Traffic through the Suez Canal is near record levels according to data from the Suez Canal Authority, global supply chains through that region remain intact and we are not diverting around Africa to avoid pirates, although when bunkers are cheap enough we’ll do it to avoid Suez Canal Tolls, since below about $300/Ton going around Africa is actually cheaper and now that we’re all slow steaming time is less of an issue. Charging around at 24 knots on our big containerships is largely a thing of the past, and sadly so are $300/ton bunkers.
It is interesting to note that the US government, in the form of the Maritime Administration is itself a source of incorrect information regarding the diversion bit, which is important as virtually every “cost of piracy” calculation relies heavily on some assumed diversion inefficiency to have any level of a “wow factor” attached to it. I can tell you that Maersk, the largest container company in the world, does not divert around Africa and I don’t know of any major carrier that does. Anyway - the Maritime Administration has on their web site a cost of piracy point paper which is again reliant on diversion for its major impact. They reference the cost of diverting a 300k ton tanker as one example, but the only problem there is of course a 300k ton tanker can’t get thru the Suez so would always go around the cape anyway so the real cost of diversion is zero, and we’ll come back to tankers in a minute. They also talk about the cost of diverting containerships. When pressed for data on how many containerships are actually making such a diversion they are silent - don’t even answer me. So, take that sort or argument with a bulker load of salt and even the US government itself contributes to the voluminous amount of misleading to patently false information floating around about that.
Unfortunately for us freight rates on the Asia / Europe trade route - the only international route directly impacted by piracy, are not where we’d like them to be due to over capacity and weakening demand, so it is nonsense so say consumers are paying increased costs due to piracy. Shipping companies, in the face of weak fundamentals search for any mechanism to extract an extra nickel out of customers, including things like bunker adjustment factors and now piracy surcharges - which thanks to frothy news headlines shippers “understand”, but in the end it is the total cost of shipping a box that counts and that is not going up.
And in fact is down considerably from the peak in 2006 just before the financial collapse.

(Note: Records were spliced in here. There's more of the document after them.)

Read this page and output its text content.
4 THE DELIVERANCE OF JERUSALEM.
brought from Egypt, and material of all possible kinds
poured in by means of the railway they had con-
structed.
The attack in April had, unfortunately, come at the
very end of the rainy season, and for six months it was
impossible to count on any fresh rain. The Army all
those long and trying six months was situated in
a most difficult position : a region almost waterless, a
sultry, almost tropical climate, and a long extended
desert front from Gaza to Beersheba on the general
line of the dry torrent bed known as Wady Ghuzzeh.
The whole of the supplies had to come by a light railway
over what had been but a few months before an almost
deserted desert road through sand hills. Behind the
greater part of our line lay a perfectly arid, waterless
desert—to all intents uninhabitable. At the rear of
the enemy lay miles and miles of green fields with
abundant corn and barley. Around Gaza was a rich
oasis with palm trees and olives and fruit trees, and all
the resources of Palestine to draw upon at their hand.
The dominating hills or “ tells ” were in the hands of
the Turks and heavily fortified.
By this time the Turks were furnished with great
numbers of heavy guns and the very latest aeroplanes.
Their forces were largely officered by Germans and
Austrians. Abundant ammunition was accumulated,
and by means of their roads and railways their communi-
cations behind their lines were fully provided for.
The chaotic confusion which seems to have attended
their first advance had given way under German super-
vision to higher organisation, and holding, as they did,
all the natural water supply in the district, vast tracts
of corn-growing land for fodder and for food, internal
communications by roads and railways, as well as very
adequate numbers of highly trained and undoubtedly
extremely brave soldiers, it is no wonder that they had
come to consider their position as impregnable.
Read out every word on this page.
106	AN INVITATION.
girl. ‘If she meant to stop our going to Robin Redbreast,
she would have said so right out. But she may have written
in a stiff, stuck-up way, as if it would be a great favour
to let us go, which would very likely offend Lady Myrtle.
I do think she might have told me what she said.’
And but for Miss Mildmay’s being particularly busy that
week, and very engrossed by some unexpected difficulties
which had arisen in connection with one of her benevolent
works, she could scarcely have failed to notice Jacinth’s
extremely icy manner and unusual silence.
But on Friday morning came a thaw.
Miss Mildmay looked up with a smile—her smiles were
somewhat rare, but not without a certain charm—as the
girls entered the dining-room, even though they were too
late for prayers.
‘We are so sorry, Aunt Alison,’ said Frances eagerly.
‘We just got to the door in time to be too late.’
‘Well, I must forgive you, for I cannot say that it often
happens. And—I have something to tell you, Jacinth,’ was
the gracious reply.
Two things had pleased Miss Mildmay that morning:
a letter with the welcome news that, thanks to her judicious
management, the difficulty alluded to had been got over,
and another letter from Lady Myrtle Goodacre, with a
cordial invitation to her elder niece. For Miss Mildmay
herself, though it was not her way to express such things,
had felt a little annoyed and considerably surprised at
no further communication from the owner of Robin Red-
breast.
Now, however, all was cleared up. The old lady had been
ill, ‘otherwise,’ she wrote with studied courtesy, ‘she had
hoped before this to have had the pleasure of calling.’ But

More to the point, the routine peak-season surcharge that would normally be applied to that route this time of year has been delayed several times because peak season volumes are not materializing - an indicator of a bad Christmas retail season in the US and consequently very bad news for the US economy. So, from a system perspective, piracy is not an issue. That is an important point - we need to view the effects of piracy from a system level, but the highly emotional nature, the human drama associated with a specific piracy incident leads the general public to view it from a specific individual occurrence perspective and generalize that, rather than from a true system level perspective, a giant mismatch in perspective and effect. Piracy is a cost of business just like many other costs of business and business can manage it, just as they do the others. Piracy is a little different though because unlike emissions targets or bunker prices, piracy gets the general public excited, provides politicians a risk free platform for pontificating, all of which provides some of our industry an opportunity to burden shift rather than take responsible measures to protect their ships.
I assume everyone here knows the basic statistics - piracy is a very rare event considering the volume of traffic that moves through the area. The probability of any specific ship being attacked is remote, and for the types of ships that actually move the majority of international trade even more so, approaching zero. Attack success rates have fallen into the 14% range. But we’ll not belabor the obvious at this point and instead dwell a little on the issues that hide behind the numbers - the rest of the story as Paul Harvey would say.
From the US perspective it is difficult to see how piracy affects our economy or international trade in any significant way. Trade between Asia and the US all goes via the Pacific. In fact the US Maritime Administration says that 80% of traffic through the Gulf of Aden represents trade bound for, or coming from, Europe. By comparison, only roughly 5% of US containerized trade as measured by volume flows through that region (much less when measured by value), with India being the largest component of that. That trade moves on large, fast containerships, a type of ship that is rarely even attacked and has never been hijacked. Of the oil moving out of the Persian Gulf that everyone rings their hands about, the overwhelming majority of it that moves through pirate waters is bound for Europe, and in fact virtually no oil bound for the US out of the Persian Gulf moves via the Suez Canal. Only about 14% of US crude imports come from the Persian Gulf region according to the US Energy Information Agency. That oil moves around the Cape because that is commercially the best way to do it and has been for a very long time - oil coming to the US generally moves in ships too large to get through the Suez.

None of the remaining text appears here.